10-09-2023 01:37 PM
We noticed that starting in 2023.7 we are getting error messages in the loader status, if the Enforce Primary Key Constraint option isn't selected with Primary keys setup in the table. Screenshot below.
Someone on our team asked why we even need primary keys on the table. Outside of the deduplication it provides, I didn't really have a good answer. There isn't much on the importance of using primary keys in the documentation or the community.
Outside of deduplication why do we need primary keys set up in the table?
Thank you,
John Cross
Solved! Go to Solution.
10-12-2023 10:13 AM
As mentioned by @RADSr, primary keys are crucial for ensuring the uniqueness of each row identifier in a table. They are particularly important for Incorta during the incremental data loading and deduplication process.
Previously, Incorta used to perform deduplication during both full and incremental loading jobs for tables. However, to optimize the load process, we stopped deduplicating data during full loads by default because most data sources already apply primary key constraints. Nevertheless, we require our clients to enforce the primary key constraint for data sources that don't enforce it.

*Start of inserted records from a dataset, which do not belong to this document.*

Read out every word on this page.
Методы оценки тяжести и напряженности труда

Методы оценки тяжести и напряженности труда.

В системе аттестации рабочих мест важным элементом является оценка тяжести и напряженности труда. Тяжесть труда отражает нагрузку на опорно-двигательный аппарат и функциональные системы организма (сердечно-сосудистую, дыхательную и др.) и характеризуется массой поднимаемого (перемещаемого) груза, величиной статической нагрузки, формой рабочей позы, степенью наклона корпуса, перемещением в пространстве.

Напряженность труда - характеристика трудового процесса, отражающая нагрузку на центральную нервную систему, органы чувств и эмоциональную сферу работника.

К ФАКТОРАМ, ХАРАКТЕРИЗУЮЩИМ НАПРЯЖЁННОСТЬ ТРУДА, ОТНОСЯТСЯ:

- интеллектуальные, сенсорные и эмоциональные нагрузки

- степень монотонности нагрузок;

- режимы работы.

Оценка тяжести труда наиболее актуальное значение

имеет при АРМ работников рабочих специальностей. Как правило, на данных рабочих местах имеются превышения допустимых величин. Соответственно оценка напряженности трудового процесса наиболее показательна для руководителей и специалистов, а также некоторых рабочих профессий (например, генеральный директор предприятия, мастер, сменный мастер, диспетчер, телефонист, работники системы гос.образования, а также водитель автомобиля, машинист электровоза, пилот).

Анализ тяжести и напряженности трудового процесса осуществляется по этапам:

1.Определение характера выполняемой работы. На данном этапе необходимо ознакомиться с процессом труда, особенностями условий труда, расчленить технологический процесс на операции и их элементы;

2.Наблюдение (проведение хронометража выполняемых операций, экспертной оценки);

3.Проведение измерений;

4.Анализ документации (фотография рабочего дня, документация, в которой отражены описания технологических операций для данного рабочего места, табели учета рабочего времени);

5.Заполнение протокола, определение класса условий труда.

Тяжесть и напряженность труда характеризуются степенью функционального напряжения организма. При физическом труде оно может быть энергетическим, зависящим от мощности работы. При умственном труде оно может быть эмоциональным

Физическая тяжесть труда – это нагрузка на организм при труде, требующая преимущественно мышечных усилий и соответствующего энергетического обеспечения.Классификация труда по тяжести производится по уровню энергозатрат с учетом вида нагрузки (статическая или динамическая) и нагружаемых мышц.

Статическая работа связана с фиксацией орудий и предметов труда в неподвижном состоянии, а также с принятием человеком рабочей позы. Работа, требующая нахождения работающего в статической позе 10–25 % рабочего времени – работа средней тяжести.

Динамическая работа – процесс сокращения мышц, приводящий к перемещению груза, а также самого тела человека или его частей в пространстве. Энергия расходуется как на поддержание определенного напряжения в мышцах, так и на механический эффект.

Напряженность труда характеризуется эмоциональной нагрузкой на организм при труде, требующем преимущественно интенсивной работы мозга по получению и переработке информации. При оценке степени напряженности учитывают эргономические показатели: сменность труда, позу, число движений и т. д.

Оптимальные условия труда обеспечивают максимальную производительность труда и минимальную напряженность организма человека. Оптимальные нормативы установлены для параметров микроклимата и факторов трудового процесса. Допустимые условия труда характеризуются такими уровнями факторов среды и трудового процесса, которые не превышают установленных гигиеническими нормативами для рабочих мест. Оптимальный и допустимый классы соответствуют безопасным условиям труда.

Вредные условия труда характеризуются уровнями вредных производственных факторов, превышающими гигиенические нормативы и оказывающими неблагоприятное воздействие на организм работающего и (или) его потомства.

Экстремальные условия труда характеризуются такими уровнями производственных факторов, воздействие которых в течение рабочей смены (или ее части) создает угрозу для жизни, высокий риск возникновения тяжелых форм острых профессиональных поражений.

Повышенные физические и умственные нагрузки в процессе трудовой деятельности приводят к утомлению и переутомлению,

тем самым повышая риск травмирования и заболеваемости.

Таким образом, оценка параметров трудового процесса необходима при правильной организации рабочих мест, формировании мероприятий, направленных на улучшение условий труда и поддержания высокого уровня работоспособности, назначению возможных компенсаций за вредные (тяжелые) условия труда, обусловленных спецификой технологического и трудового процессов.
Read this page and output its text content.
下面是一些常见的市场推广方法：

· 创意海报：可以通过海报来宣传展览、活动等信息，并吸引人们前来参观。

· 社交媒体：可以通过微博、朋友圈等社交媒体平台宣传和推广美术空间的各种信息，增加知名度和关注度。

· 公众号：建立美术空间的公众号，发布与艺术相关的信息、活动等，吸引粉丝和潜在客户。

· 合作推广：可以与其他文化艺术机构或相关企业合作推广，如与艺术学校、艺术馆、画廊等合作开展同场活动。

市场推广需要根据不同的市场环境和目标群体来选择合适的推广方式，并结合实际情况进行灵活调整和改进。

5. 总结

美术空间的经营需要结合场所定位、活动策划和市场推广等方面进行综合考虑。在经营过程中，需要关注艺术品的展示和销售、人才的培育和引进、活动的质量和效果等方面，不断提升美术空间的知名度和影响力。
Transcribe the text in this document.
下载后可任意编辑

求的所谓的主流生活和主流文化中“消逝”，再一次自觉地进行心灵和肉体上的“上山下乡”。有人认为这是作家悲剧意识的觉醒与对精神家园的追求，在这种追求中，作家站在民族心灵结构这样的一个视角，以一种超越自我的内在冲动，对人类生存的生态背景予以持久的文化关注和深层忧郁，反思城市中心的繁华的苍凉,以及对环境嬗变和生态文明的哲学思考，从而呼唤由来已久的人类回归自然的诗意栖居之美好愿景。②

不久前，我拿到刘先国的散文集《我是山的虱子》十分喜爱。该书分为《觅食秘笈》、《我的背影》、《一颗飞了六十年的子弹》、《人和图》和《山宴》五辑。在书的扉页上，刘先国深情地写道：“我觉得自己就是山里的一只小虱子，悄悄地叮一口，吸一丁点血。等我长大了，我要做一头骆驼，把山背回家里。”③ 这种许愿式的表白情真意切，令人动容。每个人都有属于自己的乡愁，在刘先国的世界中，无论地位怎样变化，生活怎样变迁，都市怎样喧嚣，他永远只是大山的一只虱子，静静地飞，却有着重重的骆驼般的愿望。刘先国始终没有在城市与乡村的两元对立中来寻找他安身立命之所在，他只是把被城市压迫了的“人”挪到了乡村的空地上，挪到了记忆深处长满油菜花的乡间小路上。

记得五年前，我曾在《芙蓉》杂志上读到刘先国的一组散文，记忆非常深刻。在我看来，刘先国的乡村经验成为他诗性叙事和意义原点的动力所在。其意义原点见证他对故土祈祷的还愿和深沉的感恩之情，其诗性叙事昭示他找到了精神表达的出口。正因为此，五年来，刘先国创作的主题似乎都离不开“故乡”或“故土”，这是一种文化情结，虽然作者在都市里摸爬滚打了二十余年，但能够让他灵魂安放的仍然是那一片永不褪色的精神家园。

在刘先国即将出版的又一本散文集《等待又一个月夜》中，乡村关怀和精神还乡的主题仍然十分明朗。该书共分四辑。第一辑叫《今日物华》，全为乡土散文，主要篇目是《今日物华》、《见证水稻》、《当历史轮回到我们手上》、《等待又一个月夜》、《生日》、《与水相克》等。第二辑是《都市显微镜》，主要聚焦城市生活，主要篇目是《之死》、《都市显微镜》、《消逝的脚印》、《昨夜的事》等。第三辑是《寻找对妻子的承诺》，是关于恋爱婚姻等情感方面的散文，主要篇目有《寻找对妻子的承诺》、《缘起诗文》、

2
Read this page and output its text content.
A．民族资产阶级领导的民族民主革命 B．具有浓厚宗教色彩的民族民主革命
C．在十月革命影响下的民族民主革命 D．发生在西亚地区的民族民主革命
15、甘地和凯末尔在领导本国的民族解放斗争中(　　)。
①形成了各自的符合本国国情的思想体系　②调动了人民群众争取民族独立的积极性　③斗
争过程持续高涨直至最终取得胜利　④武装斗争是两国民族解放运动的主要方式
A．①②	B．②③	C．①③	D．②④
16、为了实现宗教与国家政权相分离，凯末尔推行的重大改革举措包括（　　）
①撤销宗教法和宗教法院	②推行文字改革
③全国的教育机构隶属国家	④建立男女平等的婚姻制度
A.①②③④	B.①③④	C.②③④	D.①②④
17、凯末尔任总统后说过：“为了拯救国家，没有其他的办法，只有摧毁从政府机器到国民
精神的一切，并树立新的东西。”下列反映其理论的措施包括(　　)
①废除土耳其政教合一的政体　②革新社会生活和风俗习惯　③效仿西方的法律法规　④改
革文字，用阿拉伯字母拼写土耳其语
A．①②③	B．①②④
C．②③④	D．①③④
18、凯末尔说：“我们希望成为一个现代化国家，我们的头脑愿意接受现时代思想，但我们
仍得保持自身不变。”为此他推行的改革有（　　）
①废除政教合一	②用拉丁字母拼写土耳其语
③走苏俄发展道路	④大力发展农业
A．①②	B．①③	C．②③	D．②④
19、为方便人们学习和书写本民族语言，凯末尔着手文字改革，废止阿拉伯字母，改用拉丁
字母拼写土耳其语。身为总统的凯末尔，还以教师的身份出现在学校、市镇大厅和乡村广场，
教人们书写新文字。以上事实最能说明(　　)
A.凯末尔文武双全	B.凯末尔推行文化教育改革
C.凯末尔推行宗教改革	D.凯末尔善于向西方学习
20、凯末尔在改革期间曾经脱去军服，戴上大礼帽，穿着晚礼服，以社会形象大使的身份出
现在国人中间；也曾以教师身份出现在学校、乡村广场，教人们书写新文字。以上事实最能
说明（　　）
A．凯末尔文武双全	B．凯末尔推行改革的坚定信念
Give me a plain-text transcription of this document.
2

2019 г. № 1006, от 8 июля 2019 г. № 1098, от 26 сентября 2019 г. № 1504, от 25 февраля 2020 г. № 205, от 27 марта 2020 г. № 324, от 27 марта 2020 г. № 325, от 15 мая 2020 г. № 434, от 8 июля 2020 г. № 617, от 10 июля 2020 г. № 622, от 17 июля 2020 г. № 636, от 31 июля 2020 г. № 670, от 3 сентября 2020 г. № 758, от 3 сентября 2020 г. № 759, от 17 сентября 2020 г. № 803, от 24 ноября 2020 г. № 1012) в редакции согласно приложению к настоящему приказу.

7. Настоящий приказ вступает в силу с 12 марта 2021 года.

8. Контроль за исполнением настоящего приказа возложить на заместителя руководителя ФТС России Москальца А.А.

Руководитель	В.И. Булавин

Specific data sources, especially those storing data in a staging area with batches that might contain duplicates, necessitate enabling this flag to perform the deduplication during the full load and the incremental load. We encountered cases where customers didn't enforce the deduplication process during full loads for such data sources. Hence, we introduced this check to ensure the accuracy of join calculations.
Also, the logic of some MVs might return duplicates, which is why it is common to see issues like this with the MVs with keys identified after the upgrade. Enabling the flag (Enforce Primary Key Constraint) and then applying the loading from staging would fix the issue.
10-12-2023 11:41 AM
Thanks @mhelmy - and just to confirm, there's no query performance hit/gain associated with the key designation?
10-19-2023 08:45 AM
Having keys on tables introduces additional steps during the load process. However, they are necessary for the deduplication step. As for query performance, keys do not have an impact.